2.1 Selon la jurisprudence, un travailleur qui jouit d'une situation
professionnelle comparable à celle d'un employeur n'a pas droit à
l'indemnité
de chômage lorsque, bien que licencié formellement par une
entreprise, il
continue à fixer les décisions de l'employeur ou à influencer
celles-ci de
manière déterminante. Dans le cas contraire, en effet, on
détournerait par le
biais d'une disposition sur l'indemnité de chômage la réglementation
en
matière d'indemnité en cas de réduction de l'horaire de travail, en
particulier l'art. 31 al. 3 let. c LACI (ATF 123 V 234). A cet égard,
il
existe un étroit parallélisme entre le droit à l'indemnité en cas de
réduction de l'horaire de travail et le droit à l'indemnité de
chômage (voir
ATF 123 V 234).
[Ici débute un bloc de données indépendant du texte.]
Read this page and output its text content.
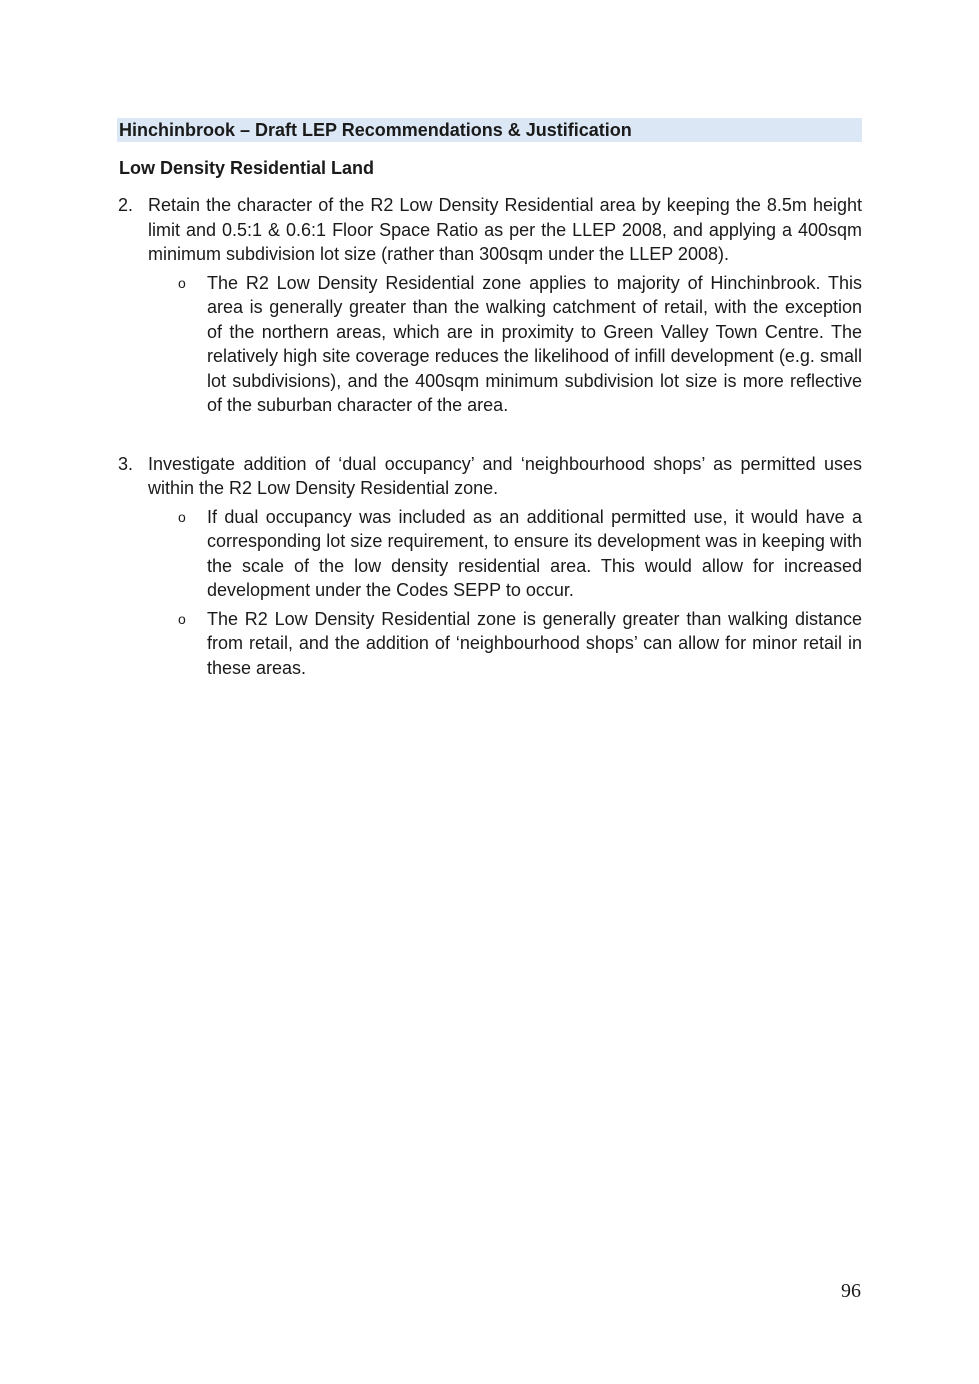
Hinchinbrook – Draft LEP Recommendations & Justification
Low Density Residential Land
2. Retain the character of the R2 Low Density Residential area by keeping the 8.5m height limit and 0.5:1 & 0.6:1 Floor Space Ratio as per the LLEP 2008, and applying a 400sqm minimum subdivision lot size (rather than 300sqm under the LLEP 2008).
o The R2 Low Density Residential zone applies to majority of Hinchinbrook. This area is generally greater than the walking catchment of retail, with the exception of the northern areas, which are in proximity to Green Valley Town Centre. The relatively high site coverage reduces the likelihood of infill development (e.g. small lot subdivisions), and the 400sqm minimum subdivision lot size is more reflective of the suburban character of the area.
3. Investigate addition of ‘dual occupancy’ and ‘neighbourhood shops’ as permitted uses within the R2 Low Density Residential zone.
o If dual occupancy was included as an additional permitted use, it would have a corresponding lot size requirement, to ensure its development was in keeping with the scale of the low density residential area. This would allow for increased development under the Codes SEPP to occur.
o The R2 Low Density Residential zone is generally greater than walking distance from retail, and the addition of ‘neighbourhood shops’ can allow for minor retail in these areas.
96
Toutefois, le seul fait qu'un assuré a obtenu un gain
intermédiaire provenant d'une activité indépendante ne suffit pas, à
lui
seul, pour nier la prise en considération de ce revenu au titre de
gain
intermédiaire au sens de l'art. 24 LACI (voir p. ex. Nussbaumer,
Arbeitslosenversicherung in : Schweizerisches Bundesverwaltungsrecht
[SBVR],
Soziale Sicherheit, ch. 342 avec un renvoi à SVR 1998 ALV n° 10
consid. 3;
Gerhards, Arbeitslosenversicherung: «Stempelferien»,
Zwischenverdienst und
Kurzarbeitsentschädigung für öffentliche Betriebe und Verwaltungen -
Drei
Streitfragen, in : RSAS 1994 p. 344 sv.). En effet, si, pendant une
période
de contrôle, l'assuré prend une activité indépendante, il a droit à la
compensation de sa perte de gain s'il est apte au placement,
c'est-à-dire
s'il est prêt à abandonner son activité indépendante pour prendre un
emploi
salarié qui se présenterait à lui et s'il poursuit des recherches
d'emploi
dans ce sens (voir p. ex. DTA 1998 n° 32 p. 176 consid. 2; Gerhards,
op.
cit., p. 344 sv.).
2.2 En procédure cantonale, le recourant à fait valoir un certain
nombre
d'arguments qui, selon lui, ne permettaient pas de conclure qu'il
avait
entrepris une activité indépendante excluant toute aptitude au
placement. Il
invoquait en particulier l'activité limitée et intermittente qu'il
avait
exercée par le biais de la Sàrl. Par ailleurs, il indiquait n'avoir
en aucun
cas eu l'intention d'exercer à terme une activité indépendante. Ainsi
a-t-il
allégué avoir trouvé un emploi salarié à 80 % au service de
A.________ à
partir du 1er janvier 2002, sans pour autant que la société eût cessé
ses
activités (procès-verbal de comparution personnelle du 30 mai 2002).
Il a
expliqué que sa situation était comparable à celle d'un intermittent
du
spectacle et que la société - constituée avec des moyens forts
limités -
était le seul moyen d'obtenir des contrats de travail temporaire dans
son
domaine d'activité.

3.
3.1Dans la partie «En droit» de leur jugement, les premiers juges se
bornent
à rappeler la teneur de l'art. 31 al. 3 let. c LACI selon lequel les
personnes qui fixent les décisions que prend l'employeur - ou peuvent
les
influencer considérablement - en qualité d'associé notamment n'ont
pas droit
à l'indemnité en cas de réduction de l'horaire de travail. Ils
affirment
ensuite qu'en sa qualité d'associé-gérant d'une Sàrl le recourant
entre dans
la catégorie des personnes qui ont la double qualité d'employeur et
d'employé. Selon eux, le recourant avait donc la possibilité de se
licencier
puis de se réengager, ce qui le plaçait dans une situation comparable
à celle
d'un employeur, de sorte qu'il était inapte au placement.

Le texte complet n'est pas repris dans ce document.